The oath supplies another working function. Privy counsellors swear to keep the sovereign's counsel secret, and Westminster has repurposed that oath as a security mechanism: briefing an opposition leader "on Privy Council terms" lets a government share intelligence or war planning with political opponents who are bound not to disclose it. The practice recurs at every crisis, from the Falklands to the Iraq inquiries to modern counter-terrorism briefings, and it works only because the Council exists to hang it on.

The charter business

Less noticed is the Council's role as supervisor of chartered bodies. A royal charter is the oldest form of incorporation in English law, and the Privy Council Office oversees roughly a thousand chartered institutions: most older universities, the BBC, the Bank of England, city councils, and dozens of professional bodies from the Royal College of Nursing to the Chartered Institute of Taxation. A chartered body cannot amend its own constitution; changes to charters and by-laws must be approved through the Council, and new charters are granted only after the Office is satisfied the applicant represents a settled field and commands broad support. When the BBC's Charter is renewed each decade, the instrument that gives the corporation legal existence is a Privy Council document.

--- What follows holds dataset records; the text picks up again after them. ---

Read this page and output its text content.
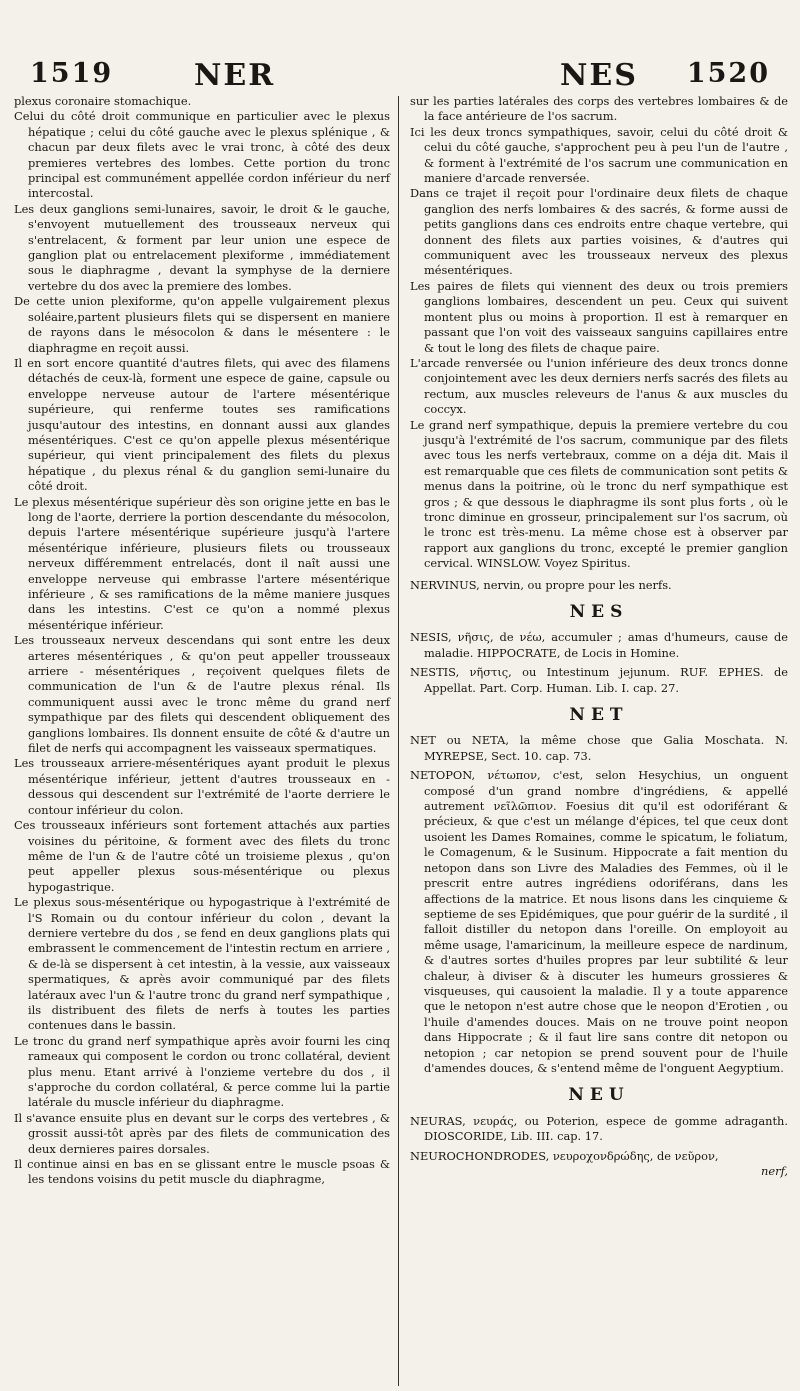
1519	NER	NES 1520

plexus coronaire stomachique.

Celui du côté droit communique en particulier avec le plexus hépatique ; celui du côté gauche avec le plexus splénique , & chacun par deux filets avec le vrai tronc, à côté des deux premieres vertebres des lombes. Cette portion du tronc principal est communément appellée cordon inférieur du nerf intercostal.

Les deux ganglions semi-lunaires, savoir, le droit & le gauche, s'envoyent mutuellement des trousseaux nerveux qui s'entrelacent, & forment par leur union une espece de ganglion plat ou entrelacement plexiforme , immédiatement sous le diaphragme , devant la symphyse de la derniere vertebre du dos avec la premiere des lombes.

De cette union plexiforme, qu'on appelle vulgairement plexus soléaire,partent plusieurs filets qui se dispersent en maniere de rayons dans le mésocolon & dans le mésentere : le diaphragme en reçoit aussi.

Il en sort encore quantité d'autres filets, qui avec des filamens détachés de ceux-là, forment une espece de gaine, capsule ou enveloppe nerveuse autour de l'artere mésentérique supérieure, qui renferme toutes ses ramifications jusqu'autour des intestins, en donnant aussi aux glandes mésentériques. C'est ce qu'on appelle plexus mésentérique supérieur, qui vient principalement des filets du plexus hépatique , du plexus rénal & du ganglion semi-lunaire du côté droit.

Le plexus mésentérique supérieur dès son origine jette en bas le long de l'aorte, derriere la portion descendante du mésocolon, depuis l'artere mésentérique supérieure jusqu'à l'artere mésentérique inférieure, plusieurs filets ou trousseaux nerveux différemment entrelacés, dont il naît aussi une enveloppe nerveuse qui embrasse l'artere mésentérique inférieure , & ses ramifications de la même maniere jusques dans les intestins. C'est ce qu'on a nommé plexus mésentérique inférieur.

Les trousseaux nerveux descendans qui sont entre les deux arteres mésentériques , & qu'on peut appeller trousseaux arriere - mésentériques , reçoivent quelques filets de communication de l'un & de l'autre plexus rénal. Ils communiquent aussi avec le tronc même du grand nerf sympathique par des filets qui descendent obliquement des ganglions lombaires. Ils donnent ensuite de côté & d'autre un filet de nerfs qui accompagnent les vaisseaux spermatiques.

Les trousseaux arriere-mésentériques ayant produit le plexus mésentérique inférieur, jettent d'autres trousseaux en - dessous qui descendent sur l'extrémité de l'aorte derriere le contour inférieur du colon.

Ces trousseaux inférieurs sont fortement attachés aux parties voisines du péritoine, & forment avec des filets du tronc même de l'un & de l'autre côté un troisieme plexus , qu'on peut appeller plexus sous-mésentérique ou plexus hypogastrique.

Le plexus sous-mésentérique ou hypogastrique à l'extrémité de l'S Romain ou du contour inférieur du colon , devant la derniere vertebre du dos , se fend en deux ganglions plats qui embrassent le commencement de l'intestin rectum en arriere , & de-là se dispersent à cet intestin, à la vessie, aux vaisseaux spermatiques, & après avoir communiqué par des filets latéraux avec l'un & l'autre tronc du grand nerf sympathique , ils distribuent des filets de nerfs à toutes les parties contenues dans le bassin.

Le tronc du grand nerf sympathique après avoir fourni les cinq rameaux qui composent le cordon ou tronc collatéral, devient plus menu. Etant arrivé à l'onzieme vertebre du dos , il s'approche du cordon collatéral, & perce comme lui la partie latérale du muscle inférieur du diaphragme.

Il s'avance ensuite plus en devant sur le corps des vertebres , & grossit aussi-tôt après par des filets de communication des deux dernieres paires dorsales.

Il continue ainsi en bas en se glissant entre le muscle psoas & les tendons voisins du petit muscle du diaphragme,

sur les parties latérales des corps des vertebres lombaires & de la face antérieure de l'os sacrum.

Ici les deux troncs sympathiques, savoir, celui du côté droit & celui du côté gauche, s'approchent peu à peu l'un de l'autre , & forment à l'extrémité de l'os sacrum une communication en maniere d'arcade renversée.

Dans ce trajet il reçoit pour l'ordinaire deux filets de chaque ganglion des nerfs lombaires & des sacrés, & forme aussi de petits ganglions dans ces endroits entre chaque vertebre, qui donnent des filets aux parties voisines, & d'autres qui communiquent avec les trousseaux nerveux des plexus mésentériques.

Les paires de filets qui viennent des deux ou trois premiers ganglions lombaires, descendent un peu. Ceux qui suivent montent plus ou moins à proportion. Il est à remarquer en passant que l'on voit des vaisseaux sanguins capillaires entre & tout le long des filets de chaque paire.

L'arcade renversée ou l'union inférieure des deux troncs donne conjointement avec les deux derniers nerfs sacrés des filets au rectum, aux muscles releveurs de l'anus & aux muscles du coccyx.

Le grand nerf sympathique, depuis la premiere vertebre du cou jusqu'à l'extrémité de l'os sacrum, communique par des filets avec tous les nerfs vertebraux, comme on a déja dit. Mais il est remarquable que ces filets de communication sont petits & menus dans la poitrine, où le tronc du nerf sympathique est gros ; & que dessous le diaphragme ils sont plus forts , où le tronc diminue en grosseur, principalement sur l'os sacrum, où le tronc est très-menu. La même chose est à observer par rapport aux ganglions du tronc, excepté le premier ganglion cervical. WINSLOW. Voyez Spiritus.

NERVINUS, nervin, ou propre pour les nerfs.

NES

NESIS, νῆσις, de νέω, accumuler ; amas d'humeurs, cause de maladie. HIPPOCRATE, de Locis in Homine.

NESTIS, νῆστις, ou Intestinum jejunum. RUF. EPHES. de Appellat. Part. Corp. Human. Lib. I. cap. 27.

NET

NET ou NETA, la même chose que Galia Moschata. N. MYREPSE, Sect. 10. cap. 73.

NETOPON, νέτωπον, c'est, selon Hesychius, un onguent composé d'un grand nombre d'ingrédiens, & appellé autrement νεῖλῶπιον. Foesius dit qu'il est odoriférant & précieux, & que c'est un mélange d'épices, tel que ceux dont usoient les Dames Romaines, comme le spicatum, le foliatum, le Comagenum, & le Susinum. Hippocrate a fait mention du netopon dans son Livre des Maladies des Femmes, où il le prescrit entre autres ingrédiens odoriférans, dans les affections de la matrice. Et nous lisons dans les cinquieme & septieme de ses Epidémiques, que pour guérir de la surdité , il falloit distiller du netopon dans l'oreille. On employoit au même usage, l'amaricinum, la meilleure espece de nardinum, & d'autres sortes d'huiles propres par leur subtilité & leur chaleur, à diviser & à discuter les humeurs grossieres & visqueuses, qui causoient la maladie. Il y a toute apparence que le netopon n'est autre chose que le neopon d'Erotien , ou l'huile d'amendes douces. Mais on ne trouve point neopon dans Hippocrate ; & il faut lire sans contre dit netopon ou netopion ; car netopion se prend souvent pour de l'huile d'amendes douces, & s'entend même de l'onguent Aegyptium.

NEU

NEURAS, νευράς, ou Poterion, espece de gomme adraganth. DIOSCORIDE, Lib. III. cap. 17.

NEUROCHONDRODES, νευροχονδρώδης, de νεῦρον,

nerf,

The Office also handled the formal side of university title for years, which is why institutions once needed its approval to call themselves universities at all.

The court that outlived the empire

The Judicial Committee of the Privy Council, established by statute in 1833, was the final court for the whole empire. It remains the final court of appeal for the Crown Dependencies, the overseas territories, and a group of independent Commonwealth states including Jamaica, Trinidad and Tobago, The Bahamas and Mauritius, around thirty jurisdictions in total. Since 2009 it has sat in Middlesex Guildhall on Parliament Square, sharing its building and most of its judges with the UK Supreme Court; the same justices hear a London tax appeal one week and a Caribbean murder appeal the next. Its rulings ripple outward: the Committee's death penalty jurisprudence, notably the 1993 Pratt and Morgan decision holding prolonged death-row detention inhuman, reshaped capital punishment across the Caribbean, and periodic campaigns to replace it with the Caribbean Court of Justice are live politics in several member states.

The Privy Council: what this ancient body still does
Photo: MauriceBer / Wikimedia Commons (CC BY-SA 4.0)

None of this requires the Council to be visible, which suits it. It legislates without division bells, incorporates without Companies House, and adjudicates without most Britons knowing the court exists. The institution is ancient. Calling it a relic misreads how much of the state still runs through it.